The number of technical divers visiting the wreck of the HMHS Britannic, the RMS Titanic’s sister, is expected to dramatically increase, following the establishment of an official wreck-access organisation. The Britannic Foundation, a registered charity set-up by the wreck’s UK owner Simon Mills, will now coordinate all access to the wreck which lies at between 82 and 120m off the island of Kea, 40 miles southeast of the Greek capital, Athens.
Britannic is a major liner wreck, measuring more than 6m longer than the Titanic, and is regarded as one of the best and most challenging technical dives in the world.

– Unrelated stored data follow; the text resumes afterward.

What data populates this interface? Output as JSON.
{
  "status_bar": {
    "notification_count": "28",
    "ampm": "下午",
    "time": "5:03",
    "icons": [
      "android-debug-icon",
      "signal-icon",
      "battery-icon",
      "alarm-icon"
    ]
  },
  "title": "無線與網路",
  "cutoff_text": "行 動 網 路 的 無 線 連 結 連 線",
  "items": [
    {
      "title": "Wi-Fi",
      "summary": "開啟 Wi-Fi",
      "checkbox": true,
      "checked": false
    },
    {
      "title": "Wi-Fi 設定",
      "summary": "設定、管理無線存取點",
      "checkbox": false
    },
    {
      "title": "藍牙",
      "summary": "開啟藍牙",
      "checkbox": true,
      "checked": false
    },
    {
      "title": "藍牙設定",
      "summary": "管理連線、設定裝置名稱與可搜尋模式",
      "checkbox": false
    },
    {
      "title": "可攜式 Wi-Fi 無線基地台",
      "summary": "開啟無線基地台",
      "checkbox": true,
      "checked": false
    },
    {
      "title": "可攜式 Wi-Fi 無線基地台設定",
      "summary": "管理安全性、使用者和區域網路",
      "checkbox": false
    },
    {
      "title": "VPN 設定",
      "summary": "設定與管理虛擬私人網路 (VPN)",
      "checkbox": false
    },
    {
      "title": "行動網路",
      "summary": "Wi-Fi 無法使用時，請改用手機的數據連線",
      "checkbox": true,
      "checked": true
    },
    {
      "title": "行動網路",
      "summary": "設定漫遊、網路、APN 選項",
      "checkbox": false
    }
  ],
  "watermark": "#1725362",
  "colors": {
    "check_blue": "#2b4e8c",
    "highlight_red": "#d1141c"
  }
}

The Britannic was lost on her sixth voyage, in 1916 during the First World War in her newly commissioned role as a military hospital ship. Thirty of the 1,062 crew were killed in the sinking when two lifeboats were pulled into the ship’s still-turning port propeller.
The Britannic sank in a busy shipping lane, which previously made applying for a dive licence a difficult process. Greek law is also often more restrictive than that of the UK, particularly where antiquities are involved. Only a small number of technical divers have been granted permission by the Greek authorities to explore the wreck since it was first visited by pioneering French oceanographer Jacques Cousteau in 1975.
The Britannic Foundation has now been granted power by the Greek authorities to issue all licences to dive the wreck. An expedition to survey the wreck in cooperation with the Greek government will take place during the summer.